The little boy nodded. He didn’t ask any more questions, didn’t double-check
Zander’s thought process. Whatever had just happened, they both knew the decision had been made.
“I can’t tell you, Zander. I have to just show you. If you’re going to help me, you’re going to have to just follow me today, and do what I ask. I can’t explain it right now – not until later.”

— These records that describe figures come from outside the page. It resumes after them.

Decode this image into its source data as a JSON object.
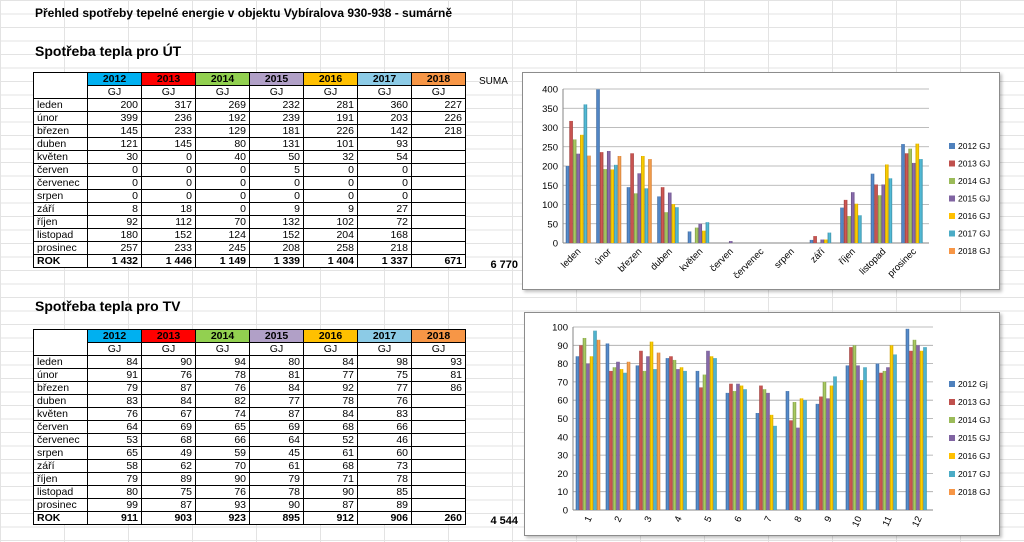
{
  "page_title": "Přehled spotřeby  tepelné energie v objektu Vybíralova 930-938 - sumárně",
  "suma_label": "SUMA",
  "years": [
    {
      "label": "2012",
      "color": "#00b0f0"
    },
    {
      "label": "2013",
      "color": "#ff0000"
    },
    {
      "label": "2014",
      "color": "#92d050"
    },
    {
      "label": "2015",
      "color": "#b1a0c7"
    },
    {
      "label": "2016",
      "color": "#ffc000"
    },
    {
      "label": "2017",
      "color": "#8ccbe6"
    },
    {
      "label": "2018",
      "color": "#f79646"
    }
  ],
  "unit": "GJ",
  "total_label": "ROK",
  "ut": {
    "title": "Spotřeba tepla pro ÚT",
    "rows": [
      {
        "month": "leden",
        "values": [
          "200",
          "317",
          "269",
          "232",
          "281",
          "360",
          "227"
        ]
      },
      {
        "month": "únor",
        "values": [
          "399",
          "236",
          "192",
          "239",
          "191",
          "203",
          "226"
        ]
      },
      {
        "month": "březen",
        "values": [
          "145",
          "233",
          "129",
          "181",
          "226",
          "142",
          "218"
        ]
      },
      {
        "month": "duben",
        "values": [
          "121",
          "145",
          "80",
          "131",
          "101",
          "93",
          ""
        ]
      },
      {
        "month": "květen",
        "values": [
          "30",
          "0",
          "40",
          "50",
          "32",
          "54",
          ""
        ]
      },
      {
        "month": "červen",
        "values": [
          "0",
          "0",
          "0",
          "5",
          "0",
          "0",
          ""
        ]
      },
      {
        "month": "červenec",
        "values": [
          "0",
          "0",
          "0",
          "0",
          "0",
          "0",
          ""
        ]
      },
      {
        "month": "srpen",
        "values": [
          "0",
          "0",
          "0",
          "0",
          "0",
          "0",
          ""
        ]
      },
      {
        "month": "září",
        "values": [
          "8",
          "18",
          "0",
          "9",
          "9",
          "27",
          ""
        ]
      },
      {
        "month": "říjen",
        "values": [
          "92",
          "112",
          "70",
          "132",
          "102",
          "72",
          ""
        ]
      },
      {
        "month": "listopad",
        "values": [
          "180",
          "152",
          "124",
          "152",
          "204",
          "168",
          ""
        ]
      },
      {
        "month": "prosinec",
        "values": [
          "257",
          "233",
          "245",
          "208",
          "258",
          "218",
          ""
        ]
      }
    ],
    "totals": [
      "1 432",
      "1 446",
      "1 149",
      "1 339",
      "1 404",
      "1 337",
      "671"
    ],
    "suma": "6 770"
  },
  "tv": {
    "title": "Spotřeba tepla pro TV",
    "rows": [
      {
        "month": "leden",
        "values": [
          "84",
          "90",
          "94",
          "80",
          "84",
          "98",
          "93"
        ]
      },
      {
        "month": "únor",
        "values": [
          "91",
          "76",
          "78",
          "81",
          "77",
          "75",
          "81"
        ]
      },
      {
        "month": "březen",
        "values": [
          "79",
          "87",
          "76",
          "84",
          "92",
          "77",
          "86"
        ]
      },
      {
        "month": "duben",
        "values": [
          "83",
          "84",
          "82",
          "77",
          "78",
          "76",
          ""
        ]
      },
      {
        "month": "květen",
        "values": [
          "76",
          "67",
          "74",
          "87",
          "84",
          "83",
          ""
        ]
      },
      {
        "month": "červen",
        "values": [
          "64",
          "69",
          "65",
          "69",
          "68",
          "66",
          ""
        ]
      },
      {
        "month": "červenec",
        "values": [
          "53",
          "68",
          "66",
          "64",
          "52",
          "46",
          ""
        ]
      },
      {
        "month": "srpen",
        "values": [
          "65",
          "49",
          "59",
          "45",
          "61",
          "60",
          ""
        ]
      },
      {
        "month": "září",
        "values": [
          "58",
          "62",
          "70",
          "61",
          "68",
          "73",
          ""
        ]
      },
      {
        "month": "říjen",
        "values": [
          "79",
          "89",
          "90",
          "79",
          "71",
          "78",
          ""
        ]
      },
      {
        "month": "listopad",
        "values": [
          "80",
          "75",
          "76",
          "78",
          "90",
          "85",
          ""
        ]
      },
      {
        "month": "prosinec",
        "values": [
          "99",
          "87",
          "93",
          "90",
          "87",
          "89",
          ""
        ]
      }
    ],
    "totals": [
      "911",
      "903",
      "923",
      "895",
      "912",
      "906",
      "260"
    ],
    "suma": "4 544"
  },
  "chart_data": [
    {
      "type": "bar",
      "categories": [
        "leden",
        "únor",
        "březen",
        "duben",
        "květen",
        "červen",
        "červenec",
        "srpen",
        "září",
        "říjen",
        "listopad",
        "prosinec"
      ],
      "ylim": [
        0,
        400
      ],
      "yticks": [
        0,
        50,
        100,
        150,
        200,
        250,
        300,
        350,
        400
      ],
      "grid": true,
      "legend": "right",
      "series": [
        {
          "name": "2012 GJ",
          "color": "#4f81bd",
          "values": [
            200,
            399,
            145,
            121,
            30,
            0,
            0,
            0,
            8,
            92,
            180,
            257
          ]
        },
        {
          "name": "2013 GJ",
          "color": "#c0504d",
          "values": [
            317,
            236,
            233,
            145,
            0,
            0,
            0,
            0,
            18,
            112,
            152,
            233
          ]
        },
        {
          "name": "2014 GJ",
          "color": "#9bbb59",
          "values": [
            269,
            192,
            129,
            80,
            40,
            0,
            0,
            0,
            0,
            70,
            124,
            245
          ]
        },
        {
          "name": "2015 GJ",
          "color": "#8064a2",
          "values": [
            232,
            239,
            181,
            131,
            50,
            5,
            0,
            0,
            9,
            132,
            152,
            208
          ]
        },
        {
          "name": "2016 GJ",
          "color": "#ffc000",
          "values": [
            281,
            191,
            226,
            101,
            32,
            0,
            0,
            0,
            9,
            102,
            204,
            258
          ]
        },
        {
          "name": "2017 GJ",
          "color": "#4bacc6",
          "values": [
            360,
            203,
            142,
            93,
            54,
            0,
            0,
            0,
            27,
            72,
            168,
            218
          ]
        },
        {
          "name": "2018 GJ",
          "color": "#f79646",
          "values": [
            227,
            226,
            218,
            null,
            null,
            null,
            null,
            null,
            null,
            null,
            null,
            null
          ]
        }
      ]
    },
    {
      "type": "bar",
      "categories": [
        "1",
        "2",
        "3",
        "4",
        "5",
        "6",
        "7",
        "8",
        "9",
        "10",
        "11",
        "12"
      ],
      "ylim": [
        0,
        100
      ],
      "yticks": [
        0,
        10,
        20,
        30,
        40,
        50,
        60,
        70,
        80,
        90,
        100
      ],
      "grid": true,
      "legend": "right",
      "series": [
        {
          "name": "2012 Gj",
          "color": "#4f81bd",
          "values": [
            84,
            91,
            79,
            83,
            76,
            64,
            53,
            65,
            58,
            79,
            80,
            99
          ]
        },
        {
          "name": "2013 GJ",
          "color": "#c0504d",
          "values": [
            90,
            76,
            87,
            84,
            67,
            69,
            68,
            49,
            62,
            89,
            75,
            87
          ]
        },
        {
          "name": "2014 GJ",
          "color": "#9bbb59",
          "values": [
            94,
            78,
            76,
            82,
            74,
            65,
            66,
            59,
            70,
            90,
            76,
            93
          ]
        },
        {
          "name": "2015 GJ",
          "color": "#8064a2",
          "values": [
            80,
            81,
            84,
            77,
            87,
            69,
            64,
            45,
            61,
            79,
            78,
            90
          ]
        },
        {
          "name": "2016 GJ",
          "color": "#ffc000",
          "values": [
            84,
            77,
            92,
            78,
            84,
            68,
            52,
            61,
            68,
            71,
            90,
            87
          ]
        },
        {
          "name": "2017 GJ",
          "color": "#4bacc6",
          "values": [
            98,
            75,
            77,
            76,
            83,
            66,
            46,
            60,
            73,
            78,
            85,
            89
          ]
        },
        {
          "name": "2018 GJ",
          "color": "#f79646",
          "values": [
            93,
            81,
            86,
            null,
            null,
            null,
            null,
            null,
            null,
            null,
            null,
            null
          ]
        }
      ]
    }
  ]
}
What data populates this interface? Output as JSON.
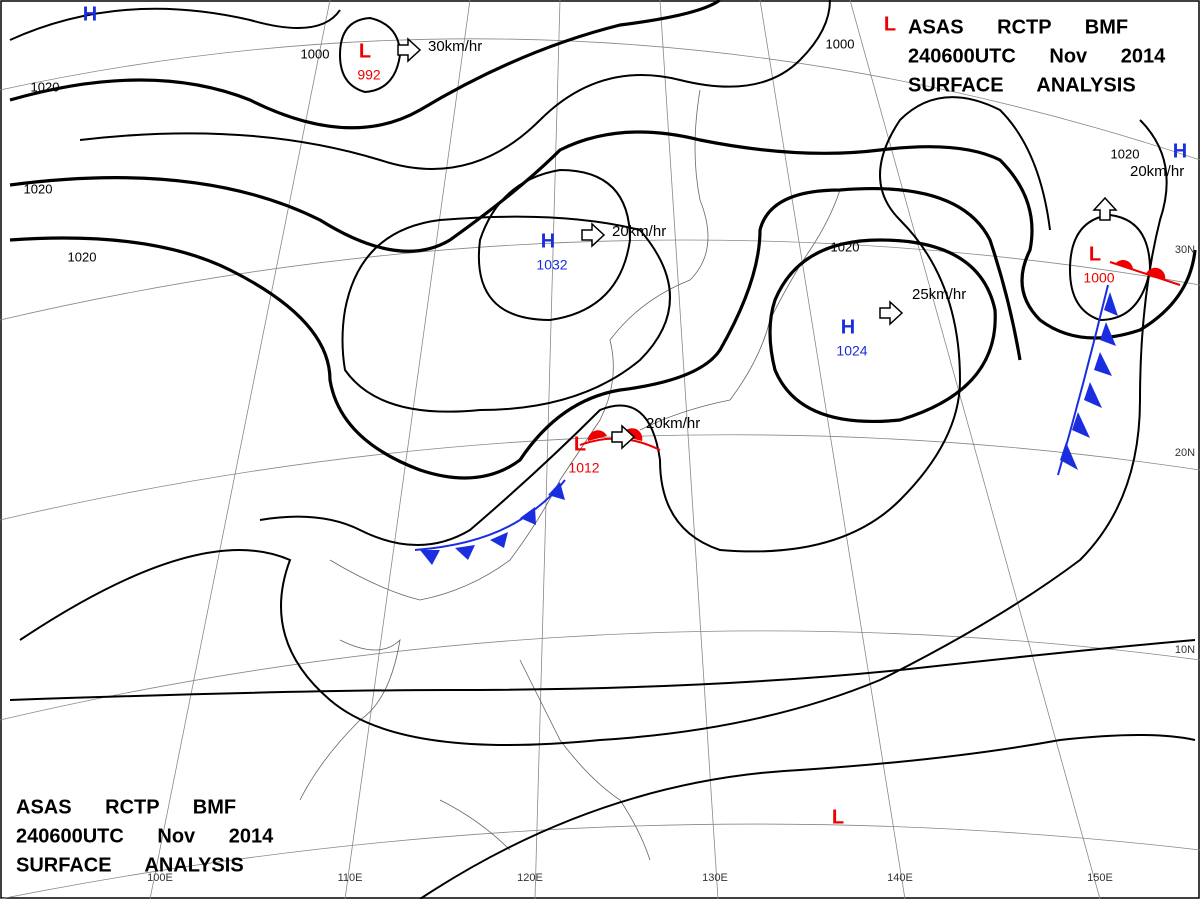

Zander closed his eyes. “Tell me she’s okay, Owen. Tell me you’re not going to take me to her body somewhere or something.”
Owen’s eyes grew wide as dinner plates, and this time Zander knew he’d made a mistake. He hadn’t dared even articulate that thought yet in his own brain, even though it had been dancing around the edges. It had just slipped out on its own.
“I’m sorry. I didn’t mean that … I’m just scared, Owen.”
“She’s alive, Zander. And she’s okay right now. But she needs help. We have to help her. And you can’t ask me any more questions, and you can’t stop in the middle. If you’re going to come with me, you have to promise you’ll do everything I tell you.”
* * *
Eight hours later, Zander was well past questioning his sanity. He had also lost any desire to be the one to call the police to report any suspicions he might have about Quinn – mostly because he was now pretty sure that if anyone called the police, he was going to have to do some serious explaining of his own.
After calling Megan and Jeff to let them know that Zander was staying at their house, and calling Zander’s parents with the news that Owen had been fine for the rest of the night, and they could relax and enjoy their trip to the Springs, Owen had flitted around the house for hours, gathering up items and putting them in a duffel bag, and writing some kind of note to his mother, which he sealed in an envelope and left on the counter without letting Zander see it.
Zander, who had only gotten a few hours of sleep the night before, had actually dozed off for a while on the couch while Owen was doing his thing.
But around five in the evening, Owen’s instructions got a little strange. At first, his request seemed almost innocent. After dragging the surprisingly heavy duffel bag out to Zander’s truck, Owen told him there were a couple of things he needed to get from Doctor Rose’s house. Apparently, Doctor Rose had signed the deed on the house over to Megan, and Owen had the keys to prove it.